Le second exemple concerne le discours de haine en ligne lié à l’agression militaire à grande échelle de la Russie contre l’Ukraine, qui a favorisé une rhétorique violente et déshumanisante et un discours de haine dans différents pays et dans toute l’Europe, opposant la Fédération de Russie à « l’Occident » et diffusant la haine contre l’Ukraine, les ressortissants ukrainiens et les réfugiés d’Ukraine par le biais de campagnes de désinformation. Le discours de haine nationaliste a été instrumentalisé afin de déclencher un conflit qu’il contribue à alimenter. Sa propagation constitue également un défi pour le secteur des médias et les intermédiaires d’internet, à qui l’on demande de démêler les récits haineux et de donner au grand public des informations objectives sur l’agression menée par la Fédération de Russie.
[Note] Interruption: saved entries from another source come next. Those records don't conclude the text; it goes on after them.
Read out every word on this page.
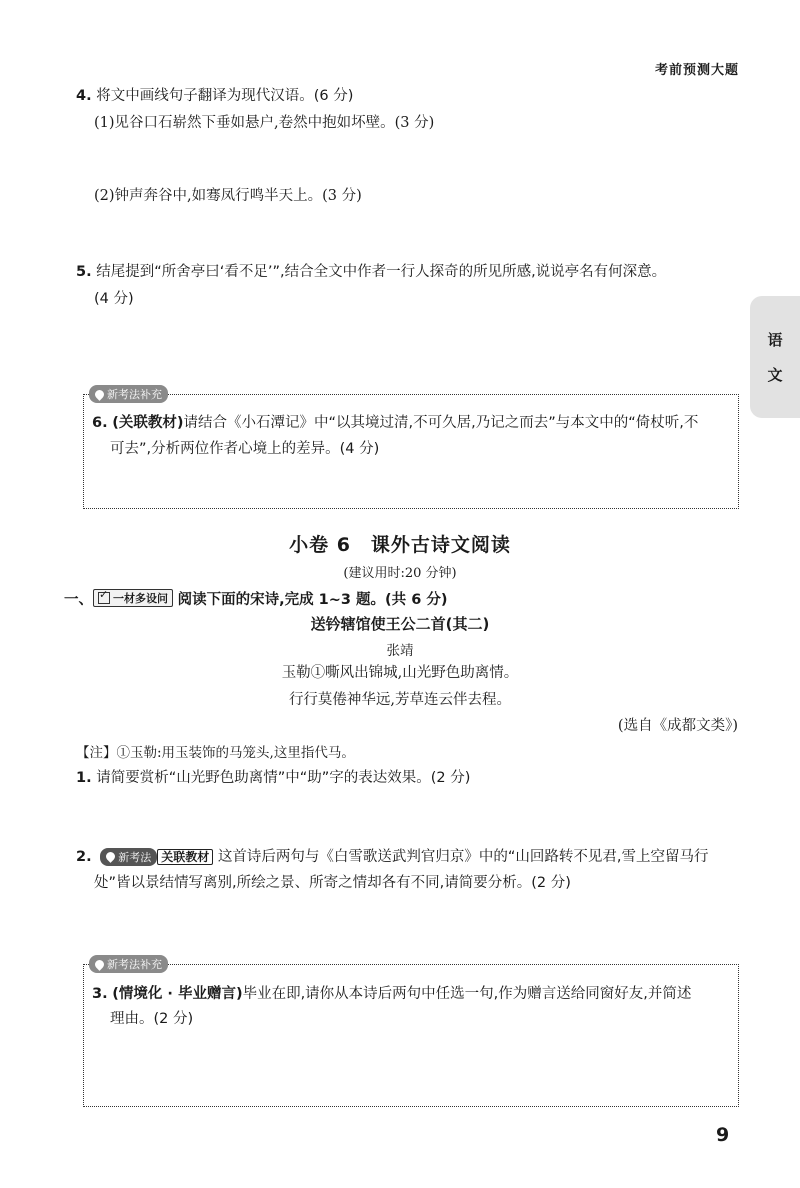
考前预测大题
语
文
4. 将文中画线句子翻译为现代汉语。(6 分)
(1)见谷口石崭然下垂如悬户,卷然中抱如坏壁。(3 分)
(2)钟声奔谷中,如骞凤行鸣半天上。(3 分)
5. 结尾提到“所舍亭曰‘看不足’”,结合全文中作者一行人探奇的所见所感,说说亭名有何深意。
(4 分)
新考法补充
6. (关联教材)请结合《小石潭记》中“以其境过清,不可久居,乃记之而去”与本文中的“倚杖听,不
可去”,分析两位作者心境上的差异。(4 分)
小卷 6　课外古诗文阅读
(建议用时:20 分钟)
一、
✓ 一材多设问 阅读下面的宋诗,完成 1~3 题。(共 6 分)
送钤辖馆使王公二首(其二)
张靖
玉勒①嘶风出锦城,山光野色助离情。
行行莫倦神华远,芳草连云伴去程。
(选自《成都文类》)
【注】①玉勒:用玉装饰的马笼头,这里指代马。
1. 请简要赏析“山光野色助离情”中“助”字的表达效果。(2 分)
2. 新考法 关联教材 这首诗后两句与《白雪歌送武判官归京》中的“山回路转不见君,雪上空留马行
处”皆以景结情写离别,所绘之景、所寄之情却各有不同,请简要分析。(2 分)
新考法补充
3. (情境化 · 毕业赠言)毕业在即,请你从本诗后两句中任选一句,作为赠言送给同窗好友,并简述
理由。(2 分)
9
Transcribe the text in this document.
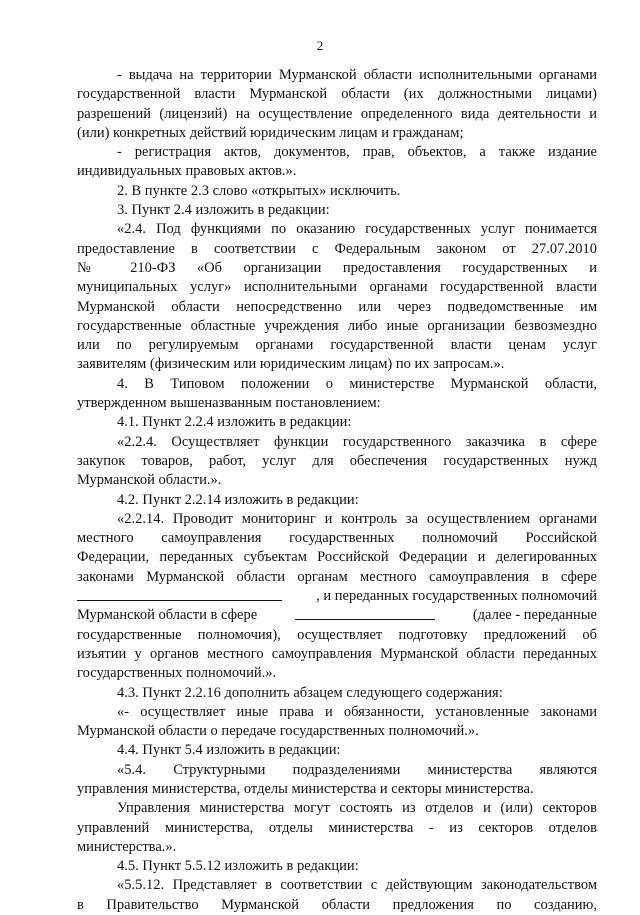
2
- выдача на территории Мурманской области исполнительными органами
государственной власти Мурманской области (их должностными лицами)
разрешений (лицензий) на осуществление определенного вида деятельности и
(или) конкретных действий юридическим лицам и гражданам;
- регистрация актов, документов, прав, объектов, а также издание
индивидуальных правовых актов.».
2. В пункте 2.3 слово «открытых» исключить.
3. Пункт 2.4 изложить в редакции:
«2.4. Под функциями по оказанию государственных услуг понимается
предоставление в соответствии с Федеральным законом от 27.07.2010
№ 210-ФЗ «Об организации предоставления государственных и
муниципальных услуг» исполнительными органами государственной власти
Мурманской области непосредственно или через подведомственные им
государственные областные учреждения либо иные организации безвозмездно
или по регулируемым органами государственной власти ценам услуг
заявителям (физическим или юридическим лицам) по их запросам.».
4. В Типовом положении о министерстве Мурманской области,
утвержденном вышеназванным постановлением:
4.1. Пункт 2.2.4 изложить в редакции:
«2.2.4. Осуществляет функции государственного заказчика в сфере
закупок товаров, работ, услуг для обеспечения государственных нужд
Мурманской области.».
4.2. Пункт 2.2.14 изложить в редакции:
«2.2.14. Проводит мониторинг и контроль за осуществлением органами
местного самоуправления государственных полномочий Российской
Федерации, переданных субъектам Российской Федерации и делегированных
законами Мурманской области органам местного самоуправления в сфере
, и переданных государственных полномочий
Мурманской области в сфере	(далее - переданные
государственные полномочия), осуществляет подготовку предложений об
изъятии у органов местного самоуправления Мурманской области переданных
государственных полномочий.».
4.3. Пункт 2.2.16 дополнить абзацем следующего содержания:
«- осуществляет иные права и обязанности, установленные законами
Мурманской области о передаче государственных полномочий.».
4.4. Пункт 5.4 изложить в редакции:
«5.4. Структурными подразделениями министерства являются
управления министерства, отделы министерства и секторы министерства.
Управления министерства могут состоять из отделов и (или) секторов
управлений министерства, отделы министерства - из секторов отделов
министерства.».
4.5. Пункт 5.5.12 изложить в редакции:
«5.5.12. Представляет в соответствии с действующим законодательством
в Правительство Мурманской области предложения по созданию,
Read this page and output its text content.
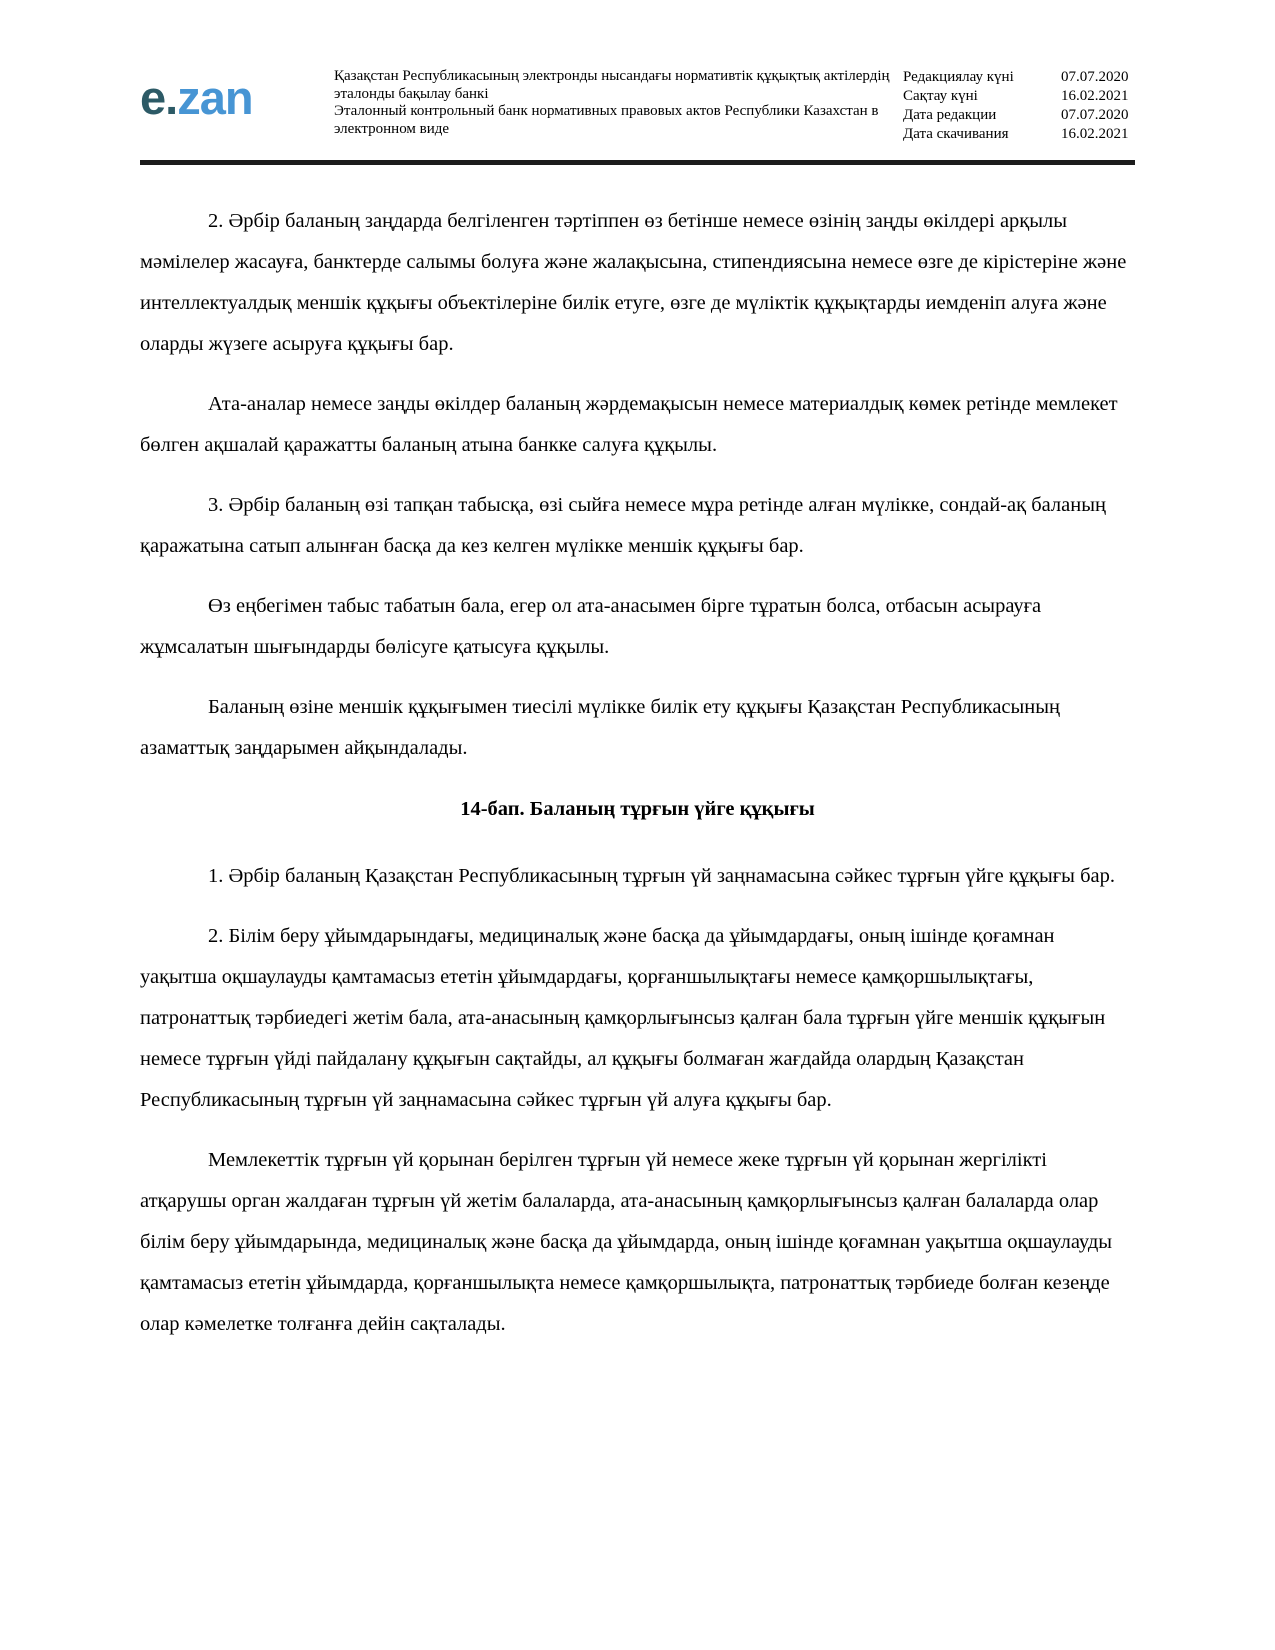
e.zan	Қазақстан Республикасының электронды нысандағы нормативтік құқықтық актілердің эталонды бақылау банкі
Эталонный контрольный банк нормативных правовых актов Республики Казахстан в электронном виде
Редакциялау күні	07.07.2020
Сақтау күні	16.02.2021
Дата редакции	07.07.2020
Дата скачивания	16.02.2021

2. Әрбір баланың заңдарда белгіленген тәртіппен өз бетінше немесе өзінің заңды өкілдері арқылы мәмілелер жасауға, банктерде салымы болуға және жалақысына, стипендиясына немесе өзге де кірістеріне және интеллектуалдық меншік құқығы объектілеріне билік етуге, өзге де мүліктік құқықтарды иемденіп алуға және оларды жүзеге асыруға құқығы бар.

Ата-аналар немесе заңды өкілдер баланың жәрдемақысын немесе материалдық көмек ретінде мемлекет бөлген ақшалай қаражатты баланың атына банкке салуға құқылы.

3. Әрбір баланың өзі тапқан табысқа, өзі сыйға немесе мұра ретінде алған мүлікке, сондай-ақ баланың қаражатына сатып алынған басқа да кез келген мүлікке меншік құқығы бар.

Өз еңбегімен табыс табатын бала, егер ол ата-анасымен бірге тұратын болса, отбасын асырауға жұмсалатын шығындарды бөлісуге қатысуға құқылы.

Баланың өзіне меншік құқығымен тиесілі мүлікке билік ету құқығы Қазақстан Республикасының азаматтық заңдарымен айқындалады.

14-бап. Баланың тұрғын үйге құқығы

1. Әрбір баланың Қазақстан Республикасының тұрғын үй заңнамасына сәйкес тұрғын үйге құқығы бар.

2. Білім беру ұйымдарындағы, медициналық және басқа да ұйымдардағы, оның ішінде қоғамнан уақытша оқшаулауды қамтамасыз ететін ұйымдардағы, қорғаншылықтағы немесе қамқоршылықтағы, патронаттық тәрбиедегі жетім бала, ата-анасының қамқорлығынсыз қалған бала тұрғын үйге меншік құқығын немесе тұрғын үйді пайдалану құқығын сақтайды, ал құқығы болмаған жағдайда олардың Қазақстан Республикасының тұрғын үй заңнамасына сәйкес тұрғын үй алуға құқығы бар.

Мемлекеттік тұрғын үй қорынан берілген тұрғын үй немесе жеке тұрғын үй қорынан жергілікті атқарушы орган жалдаған тұрғын үй жетім балаларда, ата-анасының қамқорлығынсыз қалған балаларда олар білім беру ұйымдарында, медициналық және басқа да ұйымдарда, оның ішінде қоғамнан уақытша оқшаулауды қамтамасыз ететін ұйымдарда, қорғаншылықта немесе қамқоршылықта, патронаттық тәрбиеде болған кезеңде олар кәмелетке толғанға дейін сақталады.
L’étude souligne en outre que les migrants et les réfugiés restent l’une des principales cibles du discours de haine en temps de crise dans toute l’Europe. Les attentats terroristes qui ont frappé diverses parties du continent alimentent les sentiments xénophobes.  La haine envers les personnes lesbiennes, gays, bisexuelles, transgenres et intersexes (LGBTI) – et surtout envers les personnes transgenres – s’aggrave également en temps de crise, ce qui nécessite des interventions institutionnelles efficaces. De même, les grandes crises alimentent souvent le discours de haine antisémite.

Les défis à relever pour lutter contre le discours de haine en temps de crise sont nombreux : faire la distinction entre liberté d’expression et discours de haine, accéder aux données sur le discours de haine en ligne, supprimer rapidement les propos et contenus haineux en ligne, consacrer suffisamment de ressources pour pouvoir réagir rapidement et investir en temps utile dans l’amélioration de l’éducation et de la formation, pour ne citer que quelques-uns de ces défis.

D’importantes mesures ont déjà été prises par différents acteurs et à différents niveaux, telles que l’application de mesures juridiques pour combattre le discours de haine, des campagnes coordonnées en ligne et hors ligne des forces de l’ordre et des réseaux de parties prenantes, des initiatives d’éducation et de contre‑discours et des actions d’aide aux personnes ciblées par le discours de haine.

Il reste toutefois beaucoup à faire pour rendre la prévention et la lutte contre le discours de haine plus efficaces en temps de crise. Les auteurs du rapport soulignent qu’il faut reconnaître la difficulté de devoir modifier des cadres juridiques, établir des procédures efficaces pour combattre le discours de haine ou imposer rapidement d’importants changements de politiques ou de pratiques en temps de crise. Il est donc essentiel d’agir pour favoriser de bonnes conditions de cohésion sociale et de solides mécanismes de lutte contre le discours de haine en temps normal afin d’assurer un meilleur niveau de résistance effective aux discours discriminatoires et haineux et de permettre une intervention rapide et efficace en temps de crise.

L’étude se fonde sur la Recommandation CM/Rec(2022)16 du Comité des Ministres aux États membres sur la lutte contre le discours de haine, adoptée en mai 2022.